Durante la crisi di luglio, il ministro degli Esteri italiano, San Giuliano, ipotizzò di offrire sostegno a Vienna, ma egli era cosciente che per gli italiani l’Austria-Ungheria rimaneva «una nemica implacabile, ora aperta, ora subdola», mentre l’alleanza con essa era giudicata «ingenua, vigliacca, dannosa». Il giornalista Gaetano Salvemini sottolineò «l’evidente analogia (…) fra l’attuale Serbia e il Piemonte del 1859», ciò che a suo giudizio avrebbe dovuto convincere il governo ad abbandonare l’opportunismo di San Giuliano, per adottare le idee mazziniane sull’alleanza italo-slava contro la duplice monarchia. Le assonanze serbo-italiane erano chiare anche a Vienna. L’ambasciatore austro-ungarico a Roma riportò compiaciuto che gli italiani furono colpiti da un «leggero brivido» alla notizia dell’ultimatum alla Serbia. Esisteva «una certa analogia» tra l’irredentismo serbo e quello italiano: le fattispecie imputate a Belgrado sarebbero, in futuro, potute valere anche contro Roma. Del resto, se le gerarchie militari e il “partito della guerra” austriaco avevano individuato nella Serbia la principale minaccia alla sopravvivenza dell’impero, non avevano mai risparmiato sospetti contro l’Italia. In fin dei conti, argomentava un documento austriaco, le ambizioni di Roma su Trento e Trieste erano «la semplice continuazione del moto per il quale è stata fatta l’Italia».

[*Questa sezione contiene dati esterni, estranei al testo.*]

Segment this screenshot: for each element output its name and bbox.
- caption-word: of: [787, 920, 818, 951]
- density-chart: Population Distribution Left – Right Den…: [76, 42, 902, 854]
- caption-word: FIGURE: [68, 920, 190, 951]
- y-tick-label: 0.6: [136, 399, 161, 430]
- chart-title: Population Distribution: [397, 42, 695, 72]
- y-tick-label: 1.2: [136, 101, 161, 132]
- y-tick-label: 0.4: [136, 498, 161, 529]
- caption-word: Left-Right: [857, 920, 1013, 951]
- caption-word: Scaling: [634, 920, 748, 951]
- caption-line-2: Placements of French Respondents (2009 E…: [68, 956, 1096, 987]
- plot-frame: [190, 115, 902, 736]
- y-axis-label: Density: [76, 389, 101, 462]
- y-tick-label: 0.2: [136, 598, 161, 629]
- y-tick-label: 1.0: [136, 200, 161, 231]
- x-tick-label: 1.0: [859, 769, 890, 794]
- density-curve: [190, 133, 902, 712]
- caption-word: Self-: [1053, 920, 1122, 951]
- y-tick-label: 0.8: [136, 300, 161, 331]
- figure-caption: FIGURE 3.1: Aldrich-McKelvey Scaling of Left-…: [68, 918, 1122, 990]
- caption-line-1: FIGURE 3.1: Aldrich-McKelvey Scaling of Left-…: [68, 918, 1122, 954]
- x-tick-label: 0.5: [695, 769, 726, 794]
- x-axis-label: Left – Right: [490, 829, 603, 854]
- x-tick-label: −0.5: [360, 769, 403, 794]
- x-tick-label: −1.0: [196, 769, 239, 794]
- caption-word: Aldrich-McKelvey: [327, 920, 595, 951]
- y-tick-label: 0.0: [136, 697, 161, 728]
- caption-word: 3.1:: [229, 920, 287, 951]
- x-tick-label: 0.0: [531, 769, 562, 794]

Pur nei limiti dell’argomento trattato, il volume è un utile strumento per analizzare la crisi di luglio. Le fonti italiane sono infatti concordi nell’attribuire all’Austria-Ungheria una chiara pulsione guerriera, sorta molto prima dell’attentato di Sarajevo. A determinare tale pulsione era il desiderio di ricompattare l’impero, frenando i suoi avversari esterni (la Serbia) e il crescente irredentismo dei sudditi slavi. Alcune componenti della classe dirigente asburgica reclamavano da anni una marcia su Belgrado, considerandola l’unico rimedio all’erosione del prestigio dell’Austria-Ungheria nei Balcani. Quanto all’uccisione di Francesco Ferdinando, essa semmai offrì un pretesto. La duplice monarchia era «in cerca di un pretesto per prendersela contro la Serbia», indicò, il 4 luglio, il ministro San Giuliano, che poco dopo, il 17 luglio, ribadì: «L'Austria-Ungheria sostenuta dalla Germania, (…) imporrà alla Serbia condizioni inaccettabili per aver pretesto ad attaccarla e schiacciarla».

Fu il console italiano a Sarajevo a chiarire le motivazioni asburgiche: «l’Austria non ha che un mezzo che le dia possibilità di tregua se non di salvezza ed è una decisiva imponente affermazione di forza». Queste conclusioni erano largamente condivise; il nazionalista triestino Fauro, che certo non nutriva simpatie per il movimento nazionale slavo, scriveva: «dilaniata dalle discordie nazionali; disgregata dalla putrefazione completa dei suoi istituti politici (…), l’Austria per uscire dalla sua situazione ha bisogno di una guerra». Quella di Vienna era chiaramente una guerra di aggressione e le cause profonde risalivano all’insanabile opposizione tra il principio nazionale, rappresentato dalla Serbia, e le retrive strutture politiche e ideologiche dell’impero asburgico. È del resto una manovra politica classica, quella volta cercare in un’avventura bellica la soluzione ai propri problemi interni.